Instead, it is Don Bosco Prep (Ramsey, N.J.) Prep teammate and Notre Dame signee Elijah Shumate subtly mentioning the Irish, and there are also conversations with Notre Dame assistant coach Bob Diaco.
But the 6-foot-3, 230-pound Muhammad isn't spending much time with the recruiting process. In fact, he knows of about a dozen schools to offer, but acknowledges many more have. He just doesn't keep track or get caught up in the hoopla of it.
"Notre Dame is a great school," Muhammad said. "Academically, they have great alumni across the country. It's a great school. All their games are on national t.v., which is great. Their first game (in 2012) is in Ireland. That's big-time. It's great stuff. Not too many teams go to Ireland. That's crazy."
"I treat every school the same," he said. "I like close to home or far. It doesn't matter. I'm looking for a school that has a lot of athletes that graduate and get degrees. You just don't a lot like that, and a program that is a family and has a lot of high character guys and is a great program and a great fit for me, not only when it comes down to football, but academically.

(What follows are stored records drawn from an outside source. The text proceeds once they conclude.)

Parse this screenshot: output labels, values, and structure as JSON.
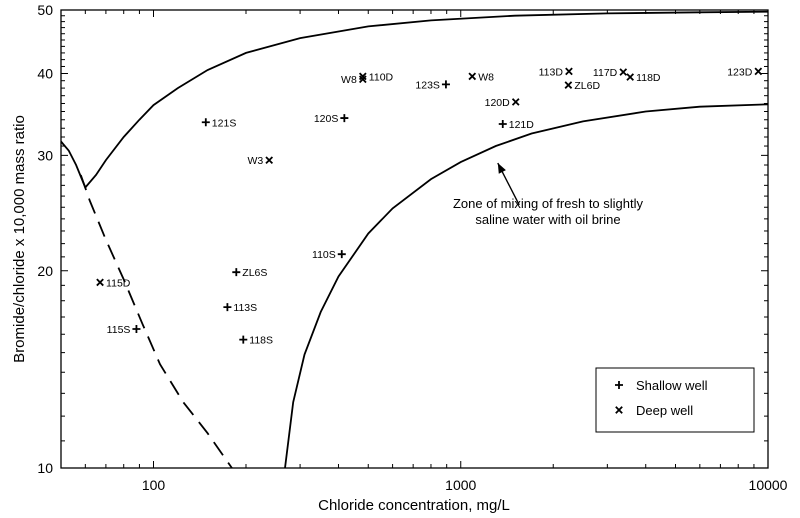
{
  "chart_data": {
    "type": "scatter",
    "xlabel": "Chloride concentration, mg/L",
    "ylabel": "Bromide/chloride x 10,000 mass ratio",
    "x_scale": "log",
    "y_scale": "log",
    "xlim": [
      50,
      10000
    ],
    "ylim": [
      10,
      50
    ],
    "x_ticks": [
      100,
      1000,
      10000
    ],
    "x_tick_labels": [
      "100",
      "1000",
      "10000"
    ],
    "y_ticks": [
      10,
      20,
      30,
      40,
      50
    ],
    "y_tick_labels": [
      "10",
      "20",
      "30",
      "40",
      "50"
    ],
    "grid": false,
    "legend_position": "bottom-right",
    "series": [
      {
        "name": "Shallow well",
        "marker": "plus",
        "points": [
          {
            "label": "121S",
            "x": 148,
            "y": 33.7
          },
          {
            "label": "ZL6S",
            "x": 186,
            "y": 19.9
          },
          {
            "label": "113S",
            "x": 174,
            "y": 17.6
          },
          {
            "label": "118S",
            "x": 196,
            "y": 15.7
          },
          {
            "label": "115S",
            "x": 88,
            "y": 16.3
          },
          {
            "label": "110S",
            "x": 410,
            "y": 21.2
          },
          {
            "label": "120S",
            "x": 418,
            "y": 34.2
          },
          {
            "label": "123S",
            "x": 895,
            "y": 38.5
          },
          {
            "label": "121D",
            "x": 1370,
            "y": 33.5
          }
        ]
      },
      {
        "name": "Deep well",
        "marker": "x",
        "points": [
          {
            "label": "115D",
            "x": 67,
            "y": 19.2
          },
          {
            "label": "W3",
            "x": 238,
            "y": 29.5
          },
          {
            "label": "W8",
            "x": 480,
            "y": 39.2
          },
          {
            "label": "110D",
            "x": 480,
            "y": 39.6
          },
          {
            "label": "W8",
            "x": 1090,
            "y": 39.6
          },
          {
            "label": "120D",
            "x": 1510,
            "y": 36.2
          },
          {
            "label": "113D",
            "x": 2250,
            "y": 40.3
          },
          {
            "label": "ZL6D",
            "x": 2240,
            "y": 38.4
          },
          {
            "label": "117D",
            "x": 3380,
            "y": 40.2
          },
          {
            "label": "118D",
            "x": 3560,
            "y": 39.5
          },
          {
            "label": "123D",
            "x": 9300,
            "y": 40.3
          }
        ]
      }
    ],
    "annotation": {
      "lines": [
        "Zone of mixing of fresh to slightly",
        "saline water with oil brine"
      ],
      "arrow_from": {
        "x": 1550,
        "y": 25.2
      },
      "arrow_to": {
        "x": 1320,
        "y": 29.2
      }
    },
    "curves": [
      {
        "style": "solid",
        "points": [
          [
            50,
            31.5
          ],
          [
            53,
            30.5
          ],
          [
            56,
            29.0
          ],
          [
            60,
            26.8
          ],
          [
            65,
            28.0
          ],
          [
            70,
            29.5
          ],
          [
            80,
            32.0
          ],
          [
            90,
            34.0
          ],
          [
            100,
            35.8
          ],
          [
            120,
            38.0
          ],
          [
            150,
            40.5
          ],
          [
            200,
            43.0
          ],
          [
            300,
            45.3
          ],
          [
            500,
            47.2
          ],
          [
            800,
            48.2
          ],
          [
            1500,
            49.0
          ],
          [
            3000,
            49.4
          ],
          [
            6000,
            49.6
          ],
          [
            10000,
            49.7
          ]
        ]
      },
      {
        "style": "solid",
        "points": [
          [
            268,
            10.0
          ],
          [
            285,
            12.6
          ],
          [
            310,
            14.9
          ],
          [
            350,
            17.3
          ],
          [
            400,
            19.6
          ],
          [
            500,
            22.8
          ],
          [
            600,
            24.9
          ],
          [
            800,
            27.6
          ],
          [
            1000,
            29.3
          ],
          [
            1300,
            31.0
          ],
          [
            1700,
            32.4
          ],
          [
            2500,
            33.8
          ],
          [
            4000,
            35.0
          ],
          [
            6000,
            35.6
          ],
          [
            10000,
            35.9
          ]
        ]
      },
      {
        "style": "dashed",
        "points": [
          [
            58,
            28.0
          ],
          [
            62,
            25.6
          ],
          [
            70,
            22.3
          ],
          [
            80,
            19.4
          ],
          [
            92,
            16.6
          ],
          [
            105,
            14.4
          ],
          [
            125,
            12.6
          ],
          [
            150,
            11.3
          ],
          [
            180,
            10.0
          ]
        ]
      }
    ]
  }
}
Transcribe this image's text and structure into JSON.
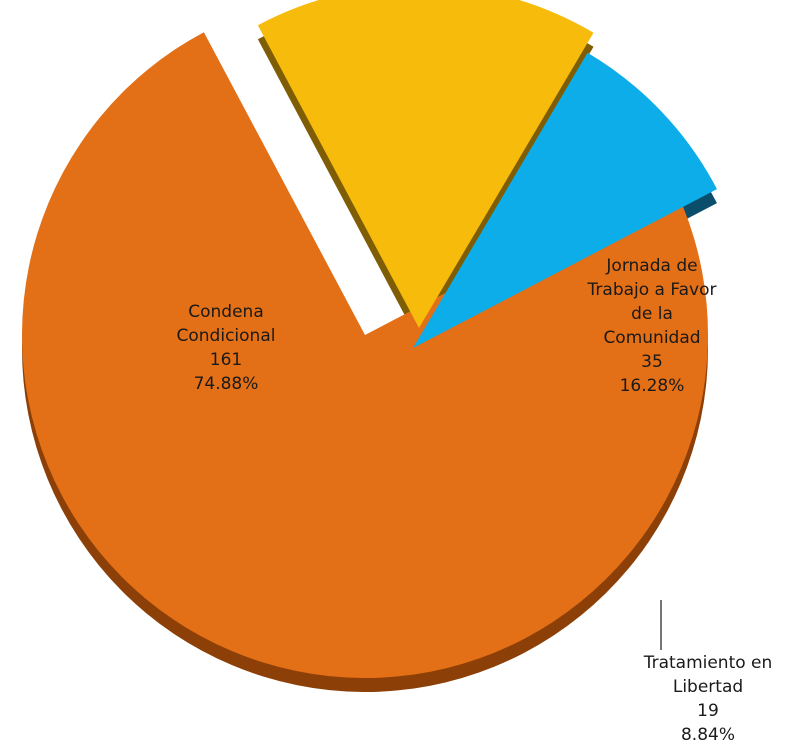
{
  "chart_data": {
    "type": "pie",
    "title": "",
    "slices": [
      {
        "label_lines": [
          "Condena",
          "Condicional"
        ],
        "count": "161",
        "percent": "74.88%",
        "value": 161,
        "color": "#E36F16",
        "side_color": "#8C4008"
      },
      {
        "label_lines": [
          "Jornada de",
          "Trabajo a Favor",
          "de la",
          "Comunidad"
        ],
        "count": "35",
        "percent": "16.28%",
        "value": 35,
        "color": "#F7BB0C",
        "side_color": "#7F5D05"
      },
      {
        "label_lines": [
          "Tratamiento en",
          "Libertad"
        ],
        "count": "19",
        "percent": "8.84%",
        "value": 19,
        "color": "#0CADE8",
        "side_color": "#0A4E6C"
      }
    ]
  }
}
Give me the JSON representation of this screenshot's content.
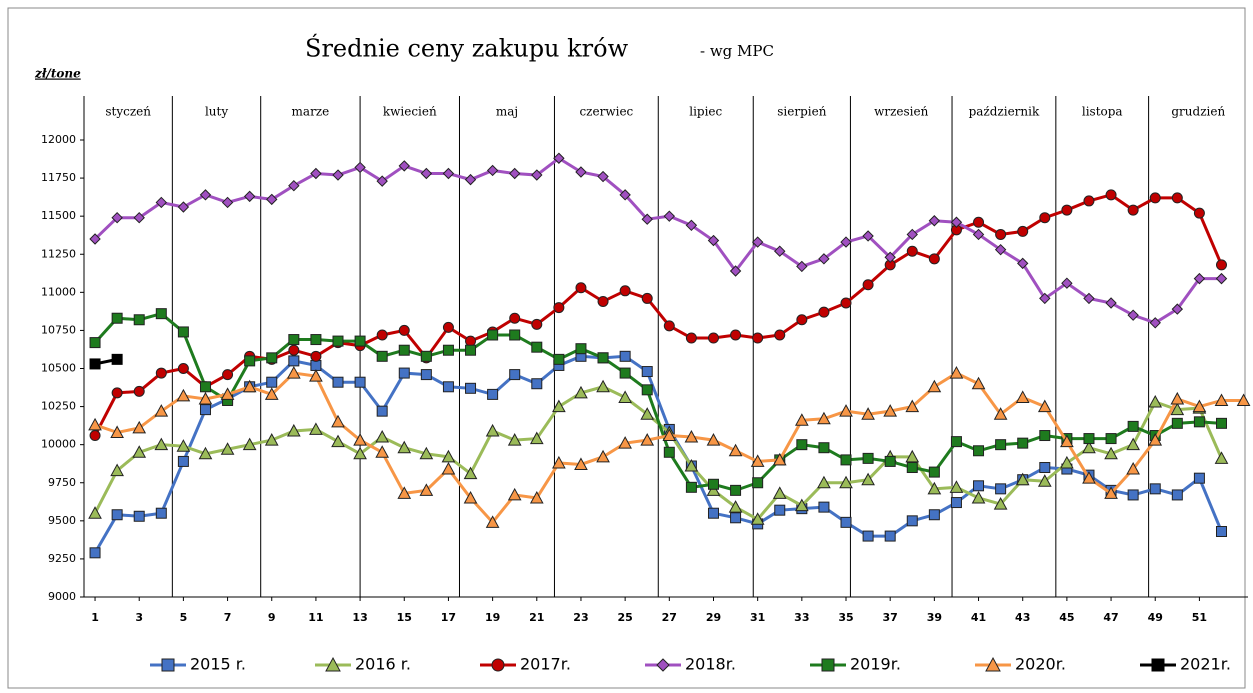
{
  "chart_data": {
    "type": "line",
    "title": "Średnie ceny zakupu krów",
    "subtitle": "- wg MPC",
    "y_axis_label": "zł/tone",
    "months": [
      "styczeń",
      "luty",
      "marze",
      "kwiecień",
      "maj",
      "czerwiec",
      "lipiec",
      "sierpień",
      "wrzesień",
      "październik",
      "listopa",
      "grudzień"
    ],
    "month_dividers": [
      4.5,
      8.5,
      13,
      17.5,
      21.8,
      26.5,
      30.8,
      35.2,
      39.8,
      44.5,
      48.7
    ],
    "x": [
      1,
      2,
      3,
      4,
      5,
      6,
      7,
      8,
      9,
      10,
      11,
      12,
      13,
      14,
      15,
      16,
      17,
      18,
      19,
      20,
      21,
      22,
      23,
      24,
      25,
      26,
      27,
      28,
      29,
      30,
      31,
      32,
      33,
      34,
      35,
      36,
      37,
      38,
      39,
      40,
      41,
      42,
      43,
      44,
      45,
      46,
      47,
      48,
      49,
      50,
      51,
      52,
      53
    ],
    "xlim": [
      0.5,
      53.2
    ],
    "xticks": [
      1,
      3,
      5,
      7,
      9,
      11,
      13,
      15,
      17,
      19,
      21,
      23,
      25,
      27,
      29,
      31,
      33,
      35,
      37,
      39,
      41,
      43,
      45,
      47,
      49,
      51
    ],
    "ylim": [
      9000,
      12000
    ],
    "yticks": [
      9000,
      9250,
      9500,
      9750,
      10000,
      10250,
      10500,
      10750,
      11000,
      11250,
      11500,
      11750,
      12000
    ],
    "grid": false,
    "series": [
      {
        "name": "2015 r.",
        "color": "#4472c4",
        "marker": "square",
        "values": [
          9290,
          9540,
          9530,
          9550,
          9890,
          10230,
          10300,
          10380,
          10410,
          10550,
          10520,
          10410,
          10410,
          10220,
          10470,
          10460,
          10380,
          10370,
          10330,
          10460,
          10400,
          10520,
          10580,
          10570,
          10580,
          10480,
          10100,
          9860,
          9550,
          9520,
          9480,
          9570,
          9580,
          9590,
          9490,
          9400,
          9400,
          9500,
          9540,
          9620,
          9730,
          9710,
          9770,
          9850,
          9840,
          9800,
          9700,
          9670,
          9710,
          9670,
          9780,
          9430,
          null
        ]
      },
      {
        "name": "2016 r.",
        "color": "#9bbb59",
        "marker": "triangle",
        "values": [
          9550,
          9830,
          9950,
          10000,
          9990,
          9940,
          9970,
          10000,
          10030,
          10090,
          10100,
          10020,
          9940,
          10050,
          9980,
          9940,
          9920,
          9810,
          10090,
          10030,
          10040,
          10250,
          10340,
          10380,
          10310,
          10200,
          10080,
          9860,
          9700,
          9590,
          9510,
          9680,
          9600,
          9750,
          9750,
          9770,
          9920,
          9920,
          9710,
          9720,
          9650,
          9610,
          9770,
          9760,
          9880,
          9980,
          9940,
          10000,
          10280,
          10230,
          10240,
          9910,
          null
        ]
      },
      {
        "name": "2017r.",
        "color": "#c00000",
        "marker": "circle",
        "values": [
          10060,
          10340,
          10350,
          10470,
          10500,
          10380,
          10460,
          10580,
          10560,
          10620,
          10580,
          10670,
          10650,
          10720,
          10750,
          10570,
          10770,
          10680,
          10740,
          10830,
          10790,
          10900,
          11030,
          10940,
          11010,
          10960,
          10780,
          10700,
          10700,
          10720,
          10700,
          10720,
          10820,
          10870,
          10930,
          11050,
          11180,
          11270,
          11220,
          11410,
          11460,
          11380,
          11400,
          11490,
          11540,
          11600,
          11640,
          11540,
          11620,
          11620,
          11520,
          11180,
          null
        ]
      },
      {
        "name": "2018r.",
        "color": "#a050c0",
        "marker": "diamond",
        "values": [
          11350,
          11490,
          11490,
          11590,
          11560,
          11640,
          11590,
          11630,
          11610,
          11700,
          11780,
          11770,
          11820,
          11730,
          11830,
          11780,
          11780,
          11740,
          11800,
          11780,
          11770,
          11880,
          11790,
          11760,
          11640,
          11480,
          11500,
          11440,
          11340,
          11140,
          11330,
          11270,
          11170,
          11220,
          11330,
          11370,
          11230,
          11380,
          11470,
          11460,
          11380,
          11280,
          11190,
          10960,
          11060,
          10960,
          10930,
          10850,
          10800,
          10890,
          11090,
          11090,
          null
        ]
      },
      {
        "name": "2019r.",
        "color": "#1e7b1e",
        "marker": "square",
        "values": [
          10670,
          10830,
          10820,
          10860,
          10740,
          10380,
          10290,
          10550,
          10570,
          10690,
          10690,
          10680,
          10680,
          10580,
          10620,
          10580,
          10620,
          10620,
          10720,
          10720,
          10640,
          10560,
          10630,
          10570,
          10470,
          10360,
          9950,
          9720,
          9740,
          9700,
          9750,
          9900,
          10000,
          9980,
          9900,
          9910,
          9890,
          9850,
          9820,
          10020,
          9960,
          10000,
          10010,
          10060,
          10040,
          10040,
          10040,
          10120,
          10060,
          10140,
          10150,
          10140,
          null
        ]
      },
      {
        "name": "2020r.",
        "color": "#f79646",
        "marker": "triangle",
        "values": [
          10130,
          10080,
          10110,
          10220,
          10320,
          10300,
          10330,
          10380,
          10330,
          10470,
          10450,
          10150,
          10030,
          9950,
          9680,
          9700,
          9840,
          9650,
          9490,
          9670,
          9650,
          9880,
          9870,
          9920,
          10010,
          10030,
          10060,
          10050,
          10030,
          9960,
          9890,
          9900,
          10160,
          10170,
          10220,
          10200,
          10220,
          10250,
          10380,
          10470,
          10400,
          10200,
          10310,
          10250,
          10020,
          9780,
          9680,
          9840,
          10030,
          10300,
          10250,
          10290,
          10290
        ]
      },
      {
        "name": "2021r.",
        "color": "#000000",
        "marker": "square",
        "values": [
          10530,
          10560,
          null,
          null,
          null,
          null,
          null,
          null,
          null,
          null,
          null,
          null,
          null,
          null,
          null,
          null,
          null,
          null,
          null,
          null,
          null,
          null,
          null,
          null,
          null,
          null,
          null,
          null,
          null,
          null,
          null,
          null,
          null,
          null,
          null,
          null,
          null,
          null,
          null,
          null,
          null,
          null,
          null,
          null,
          null,
          null,
          null,
          null,
          null,
          null,
          null,
          null,
          null
        ]
      }
    ]
  }
}
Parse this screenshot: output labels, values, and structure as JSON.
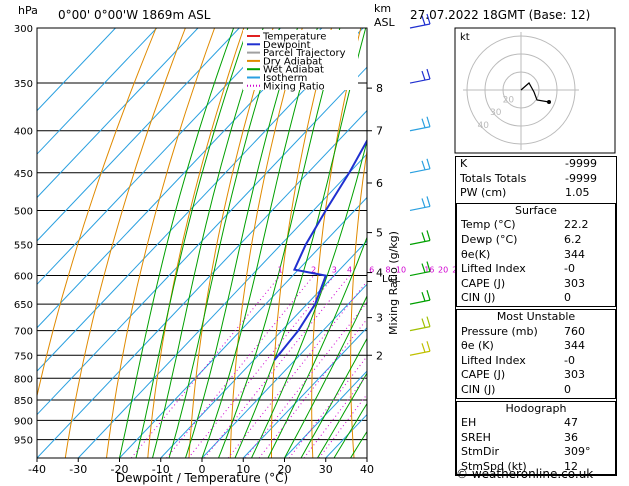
{
  "header": {
    "left_unit": "hPa",
    "location": "0°00' 0°00'W 1869m ASL",
    "right_unit_line1": "km",
    "right_unit_line2": "ASL",
    "datetime": "27.07.2022 18GMT (Base: 12)"
  },
  "legend": [
    {
      "label": "Temperature",
      "color": "#e02020",
      "style": "solid"
    },
    {
      "label": "Dewpoint",
      "color": "#2030d0",
      "style": "solid"
    },
    {
      "label": "Parcel Trajectory",
      "color": "#a0a0a0",
      "style": "solid"
    },
    {
      "label": "Dry Adiabat",
      "color": "#e08a00",
      "style": "solid"
    },
    {
      "label": "Wet Adiabat",
      "color": "#00a000",
      "style": "solid"
    },
    {
      "label": "Isotherm",
      "color": "#2aa0e0",
      "style": "solid"
    },
    {
      "label": "Mixing Ratio",
      "color": "#d000d0",
      "style": "dotted"
    }
  ],
  "chart_data": {
    "type": "line",
    "title": "",
    "xlabel": "Dewpoint / Temperature (°C)",
    "ylabel": "hPa",
    "x_ticks": [
      -40,
      -30,
      -20,
      -10,
      0,
      10,
      20,
      30,
      40
    ],
    "pressure_levels": [
      300,
      350,
      400,
      450,
      500,
      550,
      600,
      650,
      700,
      750,
      800,
      850,
      900,
      950
    ],
    "height_axis_label": "km ASL",
    "height_ticks": [
      {
        "km": "8",
        "p": 355
      },
      {
        "km": "7",
        "p": 400
      },
      {
        "km": "6",
        "p": 463
      },
      {
        "km": "5",
        "p": 532
      },
      {
        "km": "4",
        "p": 595
      },
      {
        "km": "3",
        "p": 675
      },
      {
        "km": "2",
        "p": 750
      }
    ],
    "lcl_label": "LCL",
    "lcl_p": 610,
    "mixing_ratio_axis_label": "Mixing Ratio (g/kg)",
    "mixing_ratio_labels": [
      "1",
      "2",
      "3",
      "4",
      "6",
      "8",
      "10",
      "16",
      "20",
      "25"
    ],
    "series": [
      {
        "name": "Temperature",
        "color": "#e02020",
        "points": [
          [
            -5,
            300
          ],
          [
            -4,
            350
          ],
          [
            -3.5,
            400
          ],
          [
            -3,
            450
          ],
          [
            -2,
            500
          ],
          [
            0,
            550
          ],
          [
            2.5,
            600
          ],
          [
            7,
            650
          ],
          [
            12,
            700
          ],
          [
            19.5,
            760
          ]
        ]
      },
      {
        "name": "Dewpoint",
        "color": "#2030d0",
        "points": [
          [
            -42,
            310
          ],
          [
            -38,
            350
          ],
          [
            -34,
            400
          ],
          [
            -30,
            450
          ],
          [
            -27,
            500
          ],
          [
            -24,
            550
          ],
          [
            -21,
            590
          ],
          [
            -12,
            600
          ],
          [
            -8,
            650
          ],
          [
            -6,
            700
          ],
          [
            -5,
            760
          ]
        ]
      },
      {
        "name": "Parcel Trajectory",
        "color": "#a0a0a0",
        "points": [
          [
            -2,
            300
          ],
          [
            -1.5,
            350
          ],
          [
            -1,
            400
          ],
          [
            -0.5,
            450
          ],
          [
            0,
            500
          ],
          [
            1,
            550
          ],
          [
            3,
            600
          ],
          [
            8,
            650
          ],
          [
            13,
            700
          ],
          [
            19.5,
            760
          ]
        ]
      }
    ]
  },
  "hodograph": {
    "unit_label": "kt",
    "ring_labels": [
      "40",
      "30",
      "20"
    ]
  },
  "wind_barbs": [
    {
      "p": 300,
      "color": "#2030d0"
    },
    {
      "p": 350,
      "color": "#2030d0"
    },
    {
      "p": 400,
      "color": "#2aa0e0"
    },
    {
      "p": 450,
      "color": "#2aa0e0"
    },
    {
      "p": 500,
      "color": "#2aa0e0"
    },
    {
      "p": 550,
      "color": "#00a000"
    },
    {
      "p": 600,
      "color": "#00a000"
    },
    {
      "p": 650,
      "color": "#00a000"
    },
    {
      "p": 700,
      "color": "#a0c000"
    },
    {
      "p": 750,
      "color": "#c0c000"
    }
  ],
  "indices": [
    {
      "label": "K",
      "value": "-9999"
    },
    {
      "label": "Totals Totals",
      "value": "-9999"
    },
    {
      "label": "PW (cm)",
      "value": "1.05"
    }
  ],
  "surface": {
    "title": "Surface",
    "rows": [
      {
        "label": "Temp (°C)",
        "value": "22.2"
      },
      {
        "label": "Dewp (°C)",
        "value": "6.2"
      },
      {
        "label": "θe(K)",
        "value": "344"
      },
      {
        "label": "Lifted Index",
        "value": "-0"
      },
      {
        "label": "CAPE (J)",
        "value": "303"
      },
      {
        "label": "CIN (J)",
        "value": "0"
      }
    ]
  },
  "most_unstable": {
    "title": "Most Unstable",
    "rows": [
      {
        "label": "Pressure (mb)",
        "value": "760"
      },
      {
        "label": "θe (K)",
        "value": "344"
      },
      {
        "label": "Lifted Index",
        "value": "-0"
      },
      {
        "label": "CAPE (J)",
        "value": "303"
      },
      {
        "label": "CIN (J)",
        "value": "0"
      }
    ]
  },
  "hodograph_table": {
    "title": "Hodograph",
    "rows": [
      {
        "label": "EH",
        "value": "47"
      },
      {
        "label": "SREH",
        "value": "36"
      },
      {
        "label": "StmDir",
        "value": "309°"
      },
      {
        "label": "StmSpd (kt)",
        "value": "12"
      }
    ]
  },
  "footer": {
    "copyright": "© weatheronline.co.uk"
  }
}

"I want to go to school where there are academics and a great football program and there's great guys all around you and you can't go wrong, and a place where I love the school. When I make the choice, I want to make the choice that is best for me."
Muhammad is also well-versed in the recruiting game since Don Bosco produces more Division I talent than any school in the northeast. In the 2012 class, the Ironmen sent seven players to FBS schools, including close friend Darius Hamilton, a five-star defensive lineman heading to Rutgers.
"All these coaches are all going to be great," Muhammad said. "That's their job and they're coming with their ‘A' game. You don't really know unless you keep talking to these guys. The more you keep talking to these guys you can see the change in them.
"That's what you have to do, keep talking to them and that's how you can really tell how a person is because once you get to the school it's going to be much different."